Kommentar von Susanne Messmer

Der Westen muss in China auf die Aufhebung der Ein-Kind-Politik drängen, nicht auf abstrakte Menschenrechte. Damit wäre mehr Personen geholfen als nur Ai Weiwei.

C hina hat sein Volk gezählt. Was herauskam, war nicht überraschend: Die Gesellschaft altert schnell. Doch die Ein-Kind-Politik wird trotzdem nicht aufgehoben: Chinas Regierung schaltet, wie in letzter Zeit wieder allzu oft, auf stur.

Dabei ist es überfällig, diese Politik nicht nur aufzuweichen, sondern zu beenden. Altsein in China ist jetzt schon eine Strafe, weil immer weniger Junge immer mehr Alte nicht oder nur schlecht versorgen können. Noch mehr aber als die Alten leiden die Frauen unter der Geburtenkontrolle. Seit Mao steht ihnen offiziell die "Hälfte des Himmels", also die Gleichstellung, zu.

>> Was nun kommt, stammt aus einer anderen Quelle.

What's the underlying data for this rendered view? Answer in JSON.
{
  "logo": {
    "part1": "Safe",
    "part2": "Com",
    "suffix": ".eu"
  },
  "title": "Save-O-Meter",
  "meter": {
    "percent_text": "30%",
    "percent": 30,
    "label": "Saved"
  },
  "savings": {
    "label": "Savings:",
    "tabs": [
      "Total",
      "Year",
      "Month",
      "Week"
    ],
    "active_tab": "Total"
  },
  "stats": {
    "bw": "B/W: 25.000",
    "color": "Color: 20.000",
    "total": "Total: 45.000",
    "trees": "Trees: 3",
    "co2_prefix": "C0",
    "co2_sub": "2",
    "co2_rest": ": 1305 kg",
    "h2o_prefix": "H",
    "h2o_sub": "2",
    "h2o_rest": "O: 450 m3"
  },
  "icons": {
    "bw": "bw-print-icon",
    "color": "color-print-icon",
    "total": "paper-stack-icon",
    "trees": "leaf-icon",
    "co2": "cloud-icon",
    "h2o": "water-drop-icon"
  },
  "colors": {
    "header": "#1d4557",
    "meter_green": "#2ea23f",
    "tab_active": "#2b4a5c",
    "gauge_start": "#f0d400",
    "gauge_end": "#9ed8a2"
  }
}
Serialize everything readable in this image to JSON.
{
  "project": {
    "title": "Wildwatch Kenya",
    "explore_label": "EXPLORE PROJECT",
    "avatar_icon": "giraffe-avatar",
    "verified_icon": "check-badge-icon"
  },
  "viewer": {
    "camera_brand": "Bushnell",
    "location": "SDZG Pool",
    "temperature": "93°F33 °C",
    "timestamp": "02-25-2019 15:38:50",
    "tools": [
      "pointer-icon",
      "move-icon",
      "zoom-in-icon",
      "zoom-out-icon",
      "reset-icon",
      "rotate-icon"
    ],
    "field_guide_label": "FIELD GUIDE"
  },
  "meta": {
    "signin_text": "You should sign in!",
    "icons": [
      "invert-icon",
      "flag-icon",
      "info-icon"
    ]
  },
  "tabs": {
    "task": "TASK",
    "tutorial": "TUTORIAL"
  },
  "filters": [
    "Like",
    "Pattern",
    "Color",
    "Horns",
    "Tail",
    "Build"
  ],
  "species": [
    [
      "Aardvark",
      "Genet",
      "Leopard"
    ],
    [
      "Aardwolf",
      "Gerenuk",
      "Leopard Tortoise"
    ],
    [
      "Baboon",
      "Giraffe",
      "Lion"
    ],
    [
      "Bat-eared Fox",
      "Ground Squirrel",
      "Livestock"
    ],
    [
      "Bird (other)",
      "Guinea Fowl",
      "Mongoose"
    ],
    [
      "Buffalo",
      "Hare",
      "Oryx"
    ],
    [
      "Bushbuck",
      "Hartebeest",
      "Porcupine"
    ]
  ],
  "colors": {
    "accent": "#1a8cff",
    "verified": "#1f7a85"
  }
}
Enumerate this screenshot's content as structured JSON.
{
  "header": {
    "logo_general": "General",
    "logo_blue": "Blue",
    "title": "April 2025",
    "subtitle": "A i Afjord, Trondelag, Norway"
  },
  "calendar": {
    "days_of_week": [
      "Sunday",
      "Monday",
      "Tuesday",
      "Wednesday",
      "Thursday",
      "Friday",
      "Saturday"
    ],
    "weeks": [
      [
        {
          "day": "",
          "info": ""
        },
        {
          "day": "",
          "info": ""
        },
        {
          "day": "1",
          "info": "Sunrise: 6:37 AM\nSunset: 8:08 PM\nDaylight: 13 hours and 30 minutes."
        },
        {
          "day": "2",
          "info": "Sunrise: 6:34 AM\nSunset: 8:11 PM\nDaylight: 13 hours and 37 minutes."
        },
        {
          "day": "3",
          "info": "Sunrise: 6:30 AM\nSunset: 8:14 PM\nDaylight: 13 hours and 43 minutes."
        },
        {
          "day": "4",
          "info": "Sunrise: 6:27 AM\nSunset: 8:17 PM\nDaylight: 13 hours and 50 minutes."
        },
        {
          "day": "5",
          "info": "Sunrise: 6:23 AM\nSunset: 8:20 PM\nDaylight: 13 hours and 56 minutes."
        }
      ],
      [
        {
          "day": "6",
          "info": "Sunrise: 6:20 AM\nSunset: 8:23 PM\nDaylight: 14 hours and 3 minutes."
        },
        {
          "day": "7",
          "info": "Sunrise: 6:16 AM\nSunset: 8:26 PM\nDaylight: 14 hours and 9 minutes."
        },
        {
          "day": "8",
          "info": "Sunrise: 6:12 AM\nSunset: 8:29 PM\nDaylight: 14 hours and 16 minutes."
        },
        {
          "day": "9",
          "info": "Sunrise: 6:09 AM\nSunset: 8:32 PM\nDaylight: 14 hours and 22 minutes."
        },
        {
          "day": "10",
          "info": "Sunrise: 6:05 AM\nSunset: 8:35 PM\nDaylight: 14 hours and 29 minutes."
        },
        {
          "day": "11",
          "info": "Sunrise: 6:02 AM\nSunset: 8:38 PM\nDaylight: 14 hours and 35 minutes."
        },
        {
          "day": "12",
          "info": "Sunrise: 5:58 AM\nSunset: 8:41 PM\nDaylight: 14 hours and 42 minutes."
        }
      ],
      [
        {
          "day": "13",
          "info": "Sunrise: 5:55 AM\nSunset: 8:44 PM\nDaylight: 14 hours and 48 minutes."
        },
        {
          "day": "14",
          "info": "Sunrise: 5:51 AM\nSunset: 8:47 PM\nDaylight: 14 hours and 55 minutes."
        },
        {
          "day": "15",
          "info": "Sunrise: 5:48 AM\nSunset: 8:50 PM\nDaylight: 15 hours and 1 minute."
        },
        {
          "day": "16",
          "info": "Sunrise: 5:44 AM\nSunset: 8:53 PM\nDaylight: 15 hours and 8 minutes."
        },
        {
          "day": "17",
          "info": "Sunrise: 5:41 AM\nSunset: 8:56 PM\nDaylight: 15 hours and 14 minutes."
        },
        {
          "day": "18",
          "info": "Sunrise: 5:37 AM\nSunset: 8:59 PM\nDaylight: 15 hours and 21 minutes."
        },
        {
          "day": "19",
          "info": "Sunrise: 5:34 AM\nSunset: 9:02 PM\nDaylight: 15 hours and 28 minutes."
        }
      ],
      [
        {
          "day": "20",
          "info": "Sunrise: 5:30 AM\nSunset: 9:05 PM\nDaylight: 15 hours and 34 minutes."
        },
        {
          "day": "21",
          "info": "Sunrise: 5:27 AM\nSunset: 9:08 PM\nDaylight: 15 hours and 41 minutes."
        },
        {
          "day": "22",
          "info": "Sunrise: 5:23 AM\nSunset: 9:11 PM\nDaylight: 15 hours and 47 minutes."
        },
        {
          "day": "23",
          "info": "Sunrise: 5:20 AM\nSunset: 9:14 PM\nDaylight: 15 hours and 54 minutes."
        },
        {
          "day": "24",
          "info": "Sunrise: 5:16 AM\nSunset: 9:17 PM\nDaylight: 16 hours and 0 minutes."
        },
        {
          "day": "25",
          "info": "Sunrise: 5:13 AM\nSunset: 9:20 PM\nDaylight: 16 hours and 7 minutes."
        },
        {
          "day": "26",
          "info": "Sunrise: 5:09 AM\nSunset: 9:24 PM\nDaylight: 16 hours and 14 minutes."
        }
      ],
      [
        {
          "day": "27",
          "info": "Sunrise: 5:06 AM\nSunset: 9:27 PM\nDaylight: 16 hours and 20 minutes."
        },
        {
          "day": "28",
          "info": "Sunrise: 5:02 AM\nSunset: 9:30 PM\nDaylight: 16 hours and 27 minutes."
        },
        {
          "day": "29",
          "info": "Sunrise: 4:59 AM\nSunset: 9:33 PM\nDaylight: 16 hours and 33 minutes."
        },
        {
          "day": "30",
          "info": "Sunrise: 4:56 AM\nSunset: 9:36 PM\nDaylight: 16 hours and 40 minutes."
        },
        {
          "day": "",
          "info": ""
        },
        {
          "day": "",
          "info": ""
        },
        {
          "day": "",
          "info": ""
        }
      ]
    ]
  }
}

Doch zur Ein-Kind-Politik gehören bis heute in China Zwangsabtreibungen und Zwangssterilisationen. Die Geburtenkontrolle zieht außerdem ein katastrophales Ungleichgewicht zwischen den Geschlechtern nach sich. Der Zensus stellt fest: Nur 48,73 Prozent der Gesamtbevölkerung sind weiblich. Männliche Stammhalter haben wie vor hundert Jahren hundertmal mehr Wert. Weibliche Föten werden abgetrieben, weibliche Säuglinge getötet. Die "kleinen Könige", wie die Einzelkinder heißen, sind auf "Frauen-Import" angewiesen, zum Beispiel aus Vietnam.

Die Autorin

SUSANNE MESSMER schreibt für die taz.

Man weiß von entlegenen Dörfern, wo arme Männer, die keine Schwestern zum Tauschen haben, mit anderen zusammenlegen, um sich gemeinsam eine Frau zu kaufen. Das ist verboten, dies interessiert aber keinen. Die Frauen heißen dort "Werkzeuge für die Fortpflanzung". Sie werden jedes Jahr schwanger und haben kein Geld, ihren daraus folgenden Gebärmuttervorfall behandeln zu lassen.

Der Westen muss in China auf die Aufhebung der Ein-Kind-Politik drängen, nicht auf die Einhaltung abstrakter Menschenrechte. Damit wäre mehr Personen geholfen als einem einzigen Künstler namens Ai Weiwei.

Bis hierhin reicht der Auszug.